There is no report from anyone at that other firm or from WCL as to the practitioner’s management of other files for which he had responsibility. While that is perhaps understandable in the circumstances in which the practitioner finds himself, however, the upshot of that is that this Court has not heard from any independent person with or for whom the practitioner has ever worked.
Also relevant as to the important question of assessing whether this conduct does demonstrate permanent features of the appellant’s character is that although it can be accepted that he has held down stable employment now for a period of some years, again, this Court has not heard from any independent person about his performance and functioning in the workplace during that time. I accept that the practitioner has produced references from two of his friends and from his wife. However, the friends are people he worked with as a student at Big W in the year 2000 or thereabouts. Notably absent is any reference from anybody with whom the practitioner has or is currently working or with whom he proposes to work.
Taking everything into consideration I am of the view that on the present state of the evidence, and after giving due consideration to the seriousness of the proven conduct, this Court cannot be satisfied that the practitioner is a fit and proper person to practise as a legal practitioner. Ordinarily, this would lead to an order striking the practitioner’s name from the Roll of Practitioners.

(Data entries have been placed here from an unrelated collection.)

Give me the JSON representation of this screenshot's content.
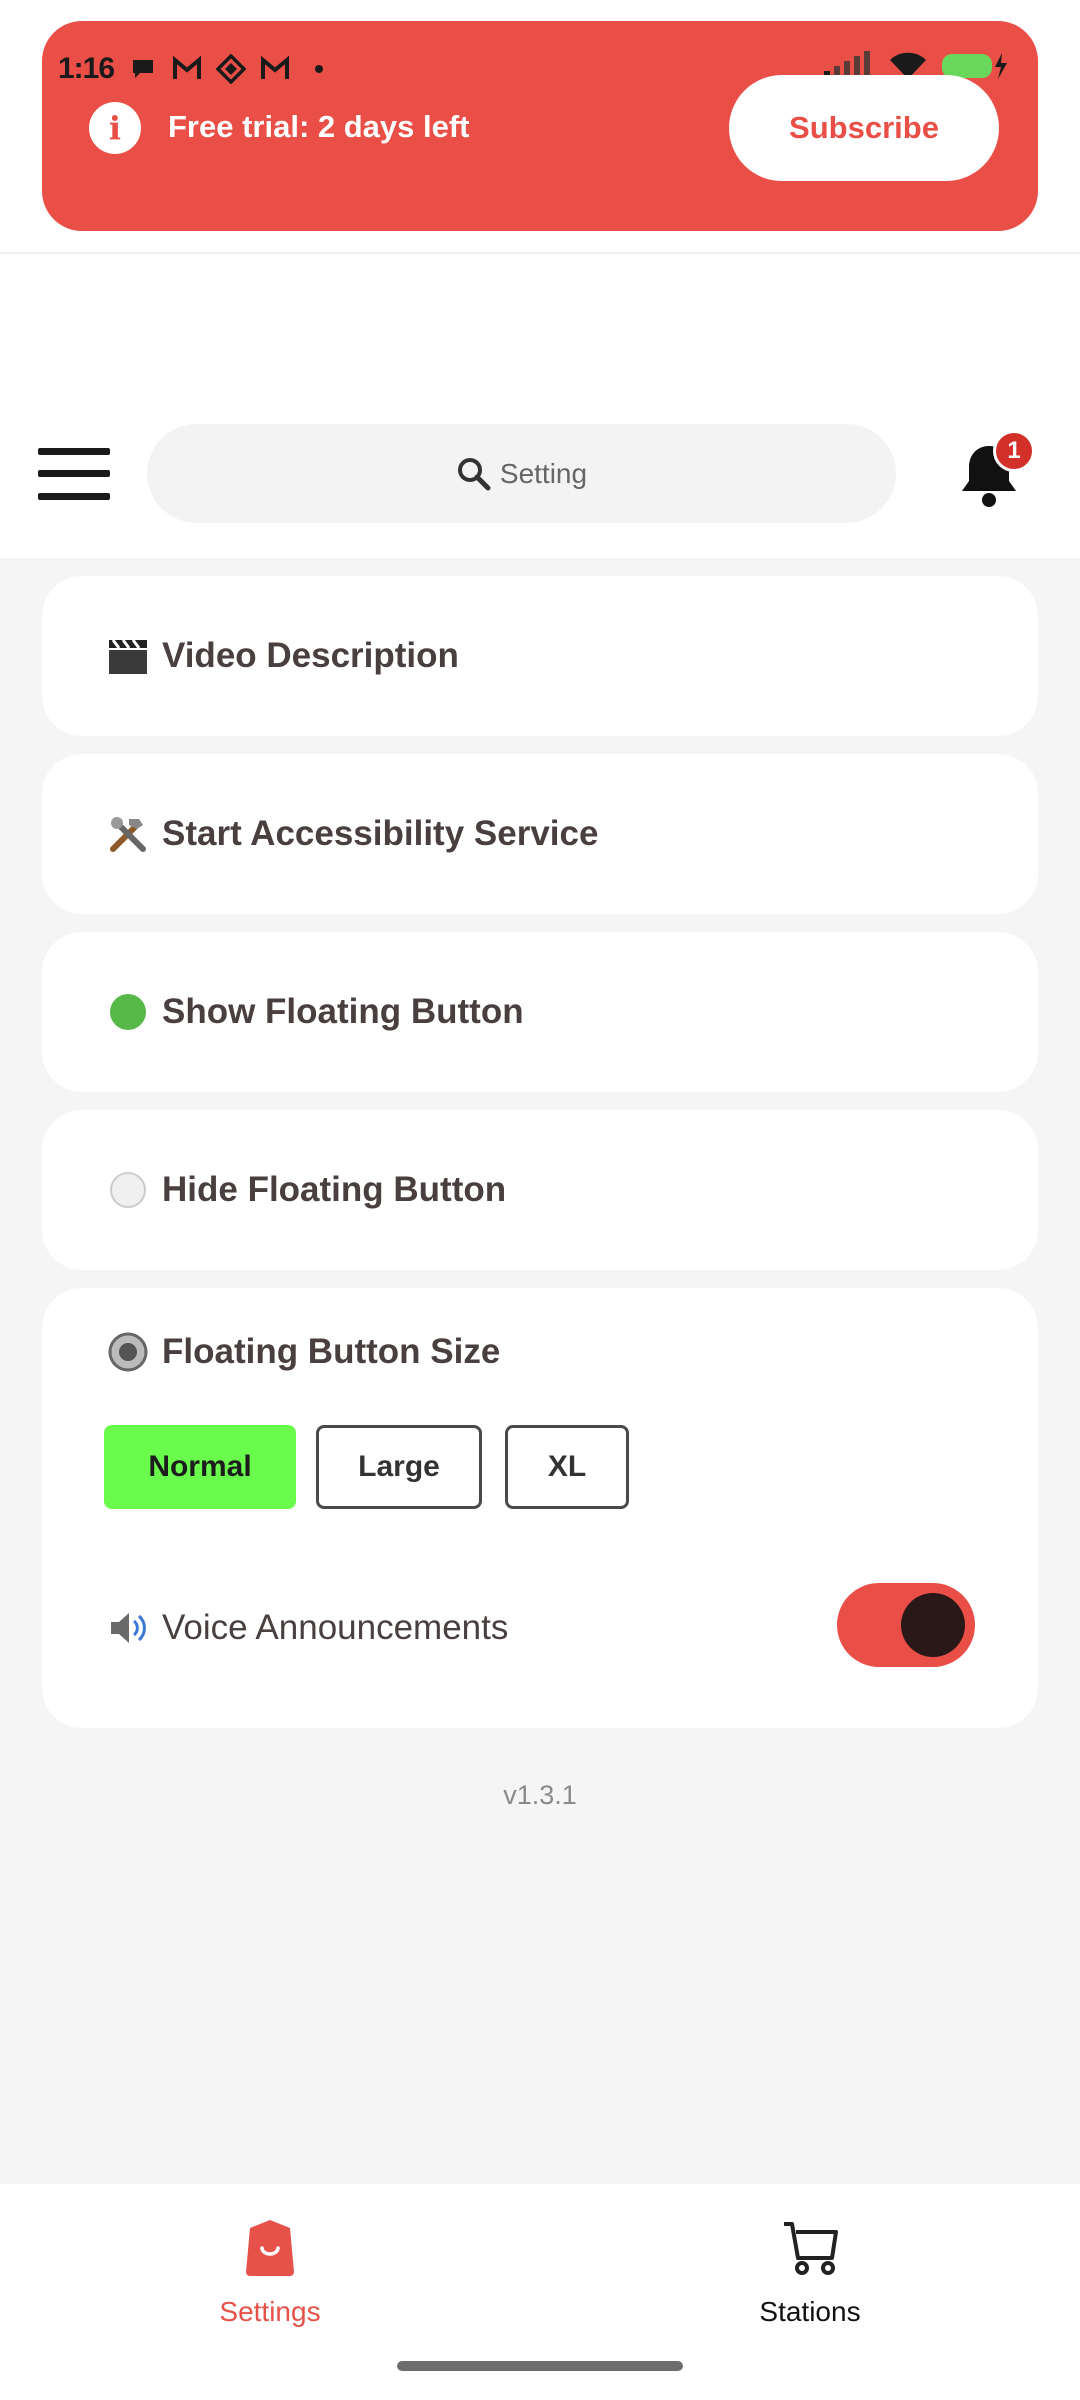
{
  "status_bar": {
    "time": "1:16"
  },
  "banner": {
    "message": "Free trial: 2 days left",
    "subscribe_label": "Subscribe",
    "accent": "#ea4f47"
  },
  "header": {
    "search_placeholder": "Setting",
    "notification_count": "1"
  },
  "menu": [
    {
      "icon": "clapper-icon",
      "label": "Video Description"
    },
    {
      "icon": "tools-icon",
      "label": "Start Accessibility Service"
    },
    {
      "icon": "green-circle-icon",
      "label": "Show Floating Button"
    },
    {
      "icon": "white-circle-icon",
      "label": "Hide Floating Button"
    }
  ],
  "size_section": {
    "icon": "radio-button-icon",
    "title": "Floating Button Size",
    "options": [
      "Normal",
      "Large",
      "XL"
    ],
    "selected": "Normal",
    "selected_color": "#6afc4c"
  },
  "voice": {
    "icon": "speaker-icon",
    "label": "Voice Announcements",
    "enabled": true
  },
  "version": "v1.3.1",
  "bottom_nav": {
    "items": [
      {
        "label": "Settings",
        "icon": "shopping-bag-icon",
        "active": true
      },
      {
        "label": "Stations",
        "icon": "cart-icon",
        "active": false
      }
    ]
  }
}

However, in the exceptional circumstances of this case, including the practitioner’s voluntary relinquishment of his practising certificate for a period of seven years and his level of rehabilitation, I would not make a striking off order at this stage. The practitioner should be allowed an opportunity to address the deficiencies in his case that have been identified. In particular, he should be allowed an opportunity to provide further satisfactory character references focussing on his present capacity to operate appropriately when under stress in the workplace and his present reputation for honesty and integrity in the workplace and in the wider environment. I would adjourn the LPCC’s application for six months or such other period of time as may be appropriate to enable this to occur upon the practitioner undertaking to the Court not to apply for a practising certificate in the meantime. In the event that the LPCC’s application were to be dismissed (and this is by no means assured) the Court would make consequential orders to ensure that any practising certificate that did issue, in the first instance, would be subject to strict conditions including as to supervision.
NICHOLSON J:
I agree that the appeal should be dismissed for the reasons given by Kelly J. In relation to the Commissioner’s application for the practitioner’s name to be struck off the roll, I agree that the application should be adjourned for six months for the reasons given by Kelly J.
HINTON J:
I agree that the appeal should be dismissed for the reasons given by Kelly J. In relation to the Commissioner’s application for the practitioner’s name to be struck off the roll, I agree that the application should be adjourned for six months for the reasons given by Kelly J.